The regulator that oversees credit unions is alleging in court that the world’s largest banks helped doom several community financial cooperatives. The National Credit Union Association (NCUA) filed a flurry of 22 lawsuits on Monday against banks and financial companies including JP Morgan Chase, Morgan Stanley, Barclays, UBS, Goldman Sachs, and Royal Bank of Scotland.
The suits break down into two sets of allegations, one involving misrepresentations of mortgage-backed securities and the other involving the international interest rate rigging scandal known as LIBOR. The NCUA says that five credit unions failed due to bad mortgage-backed securities they bought from nine different firms including Morgan Stanley and Goldman Sachs, but the suit focuses on two of those failures involving roughly $2.3 billion worth of securities. The NCUA says the banks misrepresented the securities and “abandoned the stated underwriting guidelines” in the securities contracts.
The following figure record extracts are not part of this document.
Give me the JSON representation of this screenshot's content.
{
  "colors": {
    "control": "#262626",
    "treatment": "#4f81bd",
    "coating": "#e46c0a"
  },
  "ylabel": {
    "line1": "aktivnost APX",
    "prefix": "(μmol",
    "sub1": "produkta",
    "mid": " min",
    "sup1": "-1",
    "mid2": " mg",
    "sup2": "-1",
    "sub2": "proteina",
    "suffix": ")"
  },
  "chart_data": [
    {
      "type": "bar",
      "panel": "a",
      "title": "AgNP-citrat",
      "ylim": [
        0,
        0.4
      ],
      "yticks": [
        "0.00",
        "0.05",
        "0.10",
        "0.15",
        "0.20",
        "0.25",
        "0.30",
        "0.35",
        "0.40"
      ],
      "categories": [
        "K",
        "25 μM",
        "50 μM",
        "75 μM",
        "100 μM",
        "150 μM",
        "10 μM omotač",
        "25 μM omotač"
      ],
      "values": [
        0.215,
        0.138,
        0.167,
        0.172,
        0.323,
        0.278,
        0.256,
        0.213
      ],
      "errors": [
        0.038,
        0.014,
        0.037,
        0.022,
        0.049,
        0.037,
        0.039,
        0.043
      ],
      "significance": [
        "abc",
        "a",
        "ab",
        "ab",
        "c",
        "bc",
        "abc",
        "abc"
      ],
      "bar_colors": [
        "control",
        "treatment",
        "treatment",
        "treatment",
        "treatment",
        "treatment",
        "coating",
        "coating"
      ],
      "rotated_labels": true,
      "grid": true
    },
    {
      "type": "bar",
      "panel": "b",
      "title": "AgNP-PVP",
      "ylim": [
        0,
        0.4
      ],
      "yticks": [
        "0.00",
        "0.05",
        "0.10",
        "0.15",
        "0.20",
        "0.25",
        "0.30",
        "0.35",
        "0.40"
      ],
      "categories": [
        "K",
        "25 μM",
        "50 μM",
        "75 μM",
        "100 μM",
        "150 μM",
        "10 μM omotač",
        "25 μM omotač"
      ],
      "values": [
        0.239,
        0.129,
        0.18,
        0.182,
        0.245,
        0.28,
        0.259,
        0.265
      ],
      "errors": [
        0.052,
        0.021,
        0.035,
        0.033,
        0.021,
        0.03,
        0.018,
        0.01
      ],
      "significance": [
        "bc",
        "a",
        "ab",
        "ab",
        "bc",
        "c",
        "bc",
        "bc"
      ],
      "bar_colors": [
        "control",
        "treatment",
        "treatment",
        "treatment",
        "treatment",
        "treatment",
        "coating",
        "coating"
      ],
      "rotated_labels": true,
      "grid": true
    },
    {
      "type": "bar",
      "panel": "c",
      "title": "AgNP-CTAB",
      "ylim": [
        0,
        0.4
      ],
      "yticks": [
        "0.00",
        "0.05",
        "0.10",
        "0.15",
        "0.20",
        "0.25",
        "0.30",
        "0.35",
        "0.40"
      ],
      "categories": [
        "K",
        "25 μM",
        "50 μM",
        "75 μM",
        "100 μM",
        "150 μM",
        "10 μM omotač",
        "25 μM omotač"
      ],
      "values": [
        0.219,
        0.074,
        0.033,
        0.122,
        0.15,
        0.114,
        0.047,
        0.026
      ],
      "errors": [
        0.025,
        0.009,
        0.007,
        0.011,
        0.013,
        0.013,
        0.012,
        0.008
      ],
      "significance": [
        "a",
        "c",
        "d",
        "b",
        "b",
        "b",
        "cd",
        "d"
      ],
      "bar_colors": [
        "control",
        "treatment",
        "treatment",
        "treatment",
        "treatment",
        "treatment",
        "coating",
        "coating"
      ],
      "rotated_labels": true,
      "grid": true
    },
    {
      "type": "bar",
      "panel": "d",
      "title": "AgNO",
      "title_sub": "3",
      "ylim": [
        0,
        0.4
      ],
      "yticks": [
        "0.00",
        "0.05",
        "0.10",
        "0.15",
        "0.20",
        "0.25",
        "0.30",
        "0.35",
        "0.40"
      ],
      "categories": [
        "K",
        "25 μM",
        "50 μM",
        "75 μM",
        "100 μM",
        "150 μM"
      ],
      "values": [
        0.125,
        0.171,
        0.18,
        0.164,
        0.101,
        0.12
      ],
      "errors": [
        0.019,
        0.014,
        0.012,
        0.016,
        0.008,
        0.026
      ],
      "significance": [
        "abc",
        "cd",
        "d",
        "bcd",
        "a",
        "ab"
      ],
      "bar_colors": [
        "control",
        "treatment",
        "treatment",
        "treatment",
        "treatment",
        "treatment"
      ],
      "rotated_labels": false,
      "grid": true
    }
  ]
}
Mortgage-backed securities were a primary mechanism the financial industry used to profit from the housing bubble. When improperly handled and originated loans that had been misrepresented by bankers, rated as safe investments by ratings agencies, and resold to other firms eventually went into default and foreclosure, trillions of dollars in on-paper value simply evaporated, leading to bankruptcies like those underlying the NCUA fraud lawsuits.
The second set of NCUA lawsuits filed Monday pertain to manipulation of the London Inter-Bank Offer Rate, or LIBOR. Five credit unions that later failed lost millions of dollars in income due to the alleged (and well-documented) conspiracy to keep that key interest rate artificially low. The NCUA suits against 13 international banks allege antitrust violations relating to LIBOR rigging. The scheme saved banks billions of dollars because even tiny upward nudges to the LIBOR figure could produce multi-million-dollar shifts in the value of large bank assets. The NCUA’s case is largely built upon evidence uncovered in legal settlements with three LIBOR manipulators. In addition to producing $2.5 billion in fines and other payments, those settlements made internal communications about LIBOR public.
Unlike commercial banks, credit unions are not-for-profit financial cooperatives. They generally offer lower interest rates on home and auto loans as well as credit cards. The banking industry has grown even more concentrated than it was at the time of the crisis, with the six largest banks holding assets equal to roughly 58 percent of the size of the U.S. economy. Credit union failures have contributed to industry consolidation, but the smaller banking institutions experienced a resurgence of sorts in 2012 as popular ire towards large banks helped motivate people to move their money into more locally oriented, less economically voracious deposit institutions.